Asy-Syatibi telah membantah Al-Qarafi atas persetujuannya terhadap pembagian tersebut, dia berkata,
‘Pembagian ini merupakan perkara baru,
tidak ada landasannya dari dalil syar’i, bahkan pembagian itu sendiri
bertolak belakang. Karena hakikat bid’ah adalah sesuatu yang tidak
dilandasi dalil syar’i, baik dari teks syar’i, maupun dari
prinsip-prinsip. Sebab, jika ada dalil dari syariat yang menunjukkan
wajib, sunnah atau mubah, maka hal tersebut tidak dapat disebut bid’ah,
dan amalnya dapat digolongkan sebagai amal yang diperintahkan secara
umum atau dipilih. Maka menjadikan satu masalah sebagai bid’ah sementara
dalil-dalil yang ada menunjukkan wajib, atau sunnah atau mubah,
merupakan kesimpulan yang bertolak belakang.

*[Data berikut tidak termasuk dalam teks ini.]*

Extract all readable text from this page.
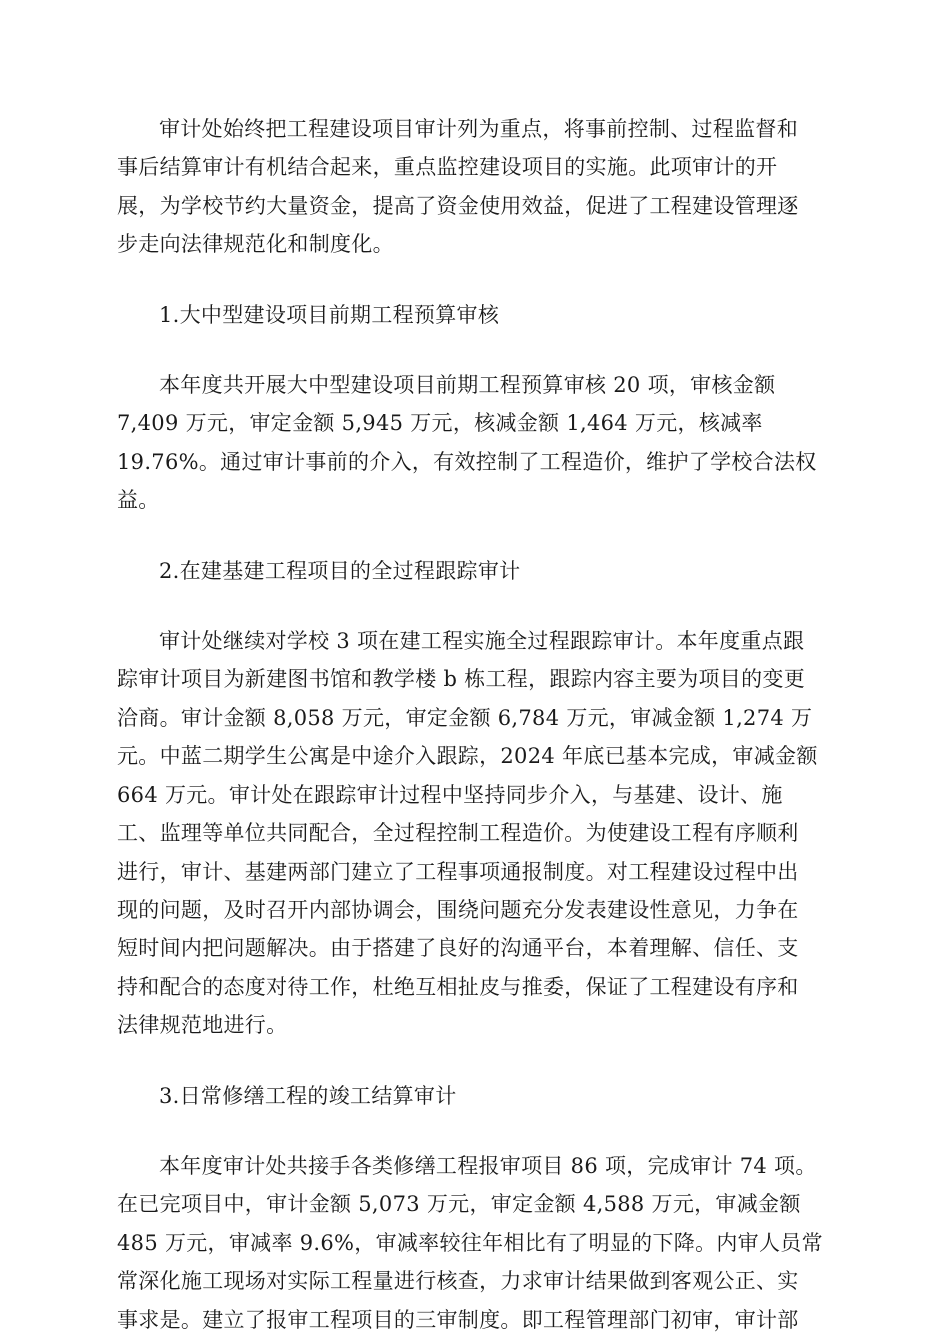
审计处始终把工程建设项目审计列为重点，将事前控制、过程监督和
事后结算审计有机结合起来，重点监控建设项目的实施。此项审计的开
展，为学校节约大量资金，提高了资金使用效益，促进了工程建设管理逐
步走向法律规范化和制度化。

1.大中型建设项目前期工程预算审核

本年度共开展大中型建设项目前期工程预算审核 20 项，审核金额
7,409 万元，审定金额 5,945 万元，核减金额 1,464 万元，核减率
19.76%。通过审计事前的介入，有效控制了工程造价，维护了学校合法权
益。

2.在建基建工程项目的全过程跟踪审计

审计处继续对学校 3 项在建工程实施全过程跟踪审计。本年度重点跟
踪审计项目为新建图书馆和教学楼 b 栋工程，跟踪内容主要为项目的变更
洽商。审计金额 8,058 万元，审定金额 6,784 万元，审减金额 1,274 万
元。中蓝二期学生公寓是中途介入跟踪，2024 年底已基本完成，审减金额
664 万元。审计处在跟踪审计过程中坚持同步介入，与基建、设计、施
工、监理等单位共同配合，全过程控制工程造价。为使建设工程有序顺利
进行，审计、基建两部门建立了工程事项通报制度。对工程建设过程中出
现的问题，及时召开内部协调会，围绕问题充分发表建设性意见，力争在
短时间内把问题解决。由于搭建了良好的沟通平台，本着理解、信任、支
持和配合的态度对待工作，杜绝互相扯皮与推委，保证了工程建设有序和
法律规范地进行。

3.日常修缮工程的竣工结算审计

本年度审计处共接手各类修缮工程报审项目 86 项，完成审计 74 项。
在已完项目中，审计金额 5,073 万元，审定金额 4,588 万元，审减金额
485 万元，审减率 9.6%，审减率较往年相比有了明显的下降。内审人员常
常深化施工现场对实际工程量进行核查，力求审计结果做到客观公正、实
事求是。建立了报审工程项目的三审制度。即工程管理部门初审，审计部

Adapun perkara makruh dan haram dapat
diterima sebagai bid’ah dari satu sisi, tapi tidak dari sisi lain.
Karena, seandainya ada dalil yang melarang suatu perkara, atau
memakruhkannya, maka hal tersebut tidak tepat dikatakan bid’ah, tapi
lebih tepat disebut maksiat, seperti pembunuhan atau pencurian, minum
khamar dan semacamnya. Maka tidak ada bid’ah yang dapat digambarkan
dalam pembagian tersebut selain pembagian haram dan makruh sebagaimana
telah disebutkan dalam babnya.
Apa yang dinyatakan Al-Qarafi tentang
disepakatinya penolakan terhadap bid’ah adalah benar. Akan tetapi
pembagian yang dia lakukan tidak benar. Uniknya, pengakuan adanya
kesepakatan terebut dibenturkan dengan sesuatu yang berlawanan, padahal
dia tahu perkara-perkara yang dapat merusak ijmak. Sepertinya dia
mengikuti gurunya dalam masalah pembagian ini, yaitu Ibnu Abdussalam,
tanpa memperhatikan lagi.
Kemudian dia, Asy-Syatibi, menyebutkan
dipahaminya kekeliruan Al-Izz bin Abdusssalam rahimahullah dalam masalah
pembagian ini, dan bahwa dia menyebutkannya sebagai Al-Mashalih Al-Mursalah
sebagai bid’ah. Lalu dia berkata, ‘Adapun Al-Qarafi, tidak dapat
diterima kekeliruannya yang mengutip pembagian bid’ah tersebut tidak
sesuai yang dimaksud oleh gurunya, juga tidak sesuai dengan yang
dimaksud orang lain. Karena dia telah berbeda pendapat dengan semua
pihak dalam pembagian ini. Maka itu artinya bahwa pandangannya
bertentangan dengan ijmak.”
Al-I’tisham, hal. 152-153. Kami
nasehatkan untuk merujuk kepada kitab tersebut. Sebagian beliau telah
membantah dengan sangat baik dan sangat bermanfaat.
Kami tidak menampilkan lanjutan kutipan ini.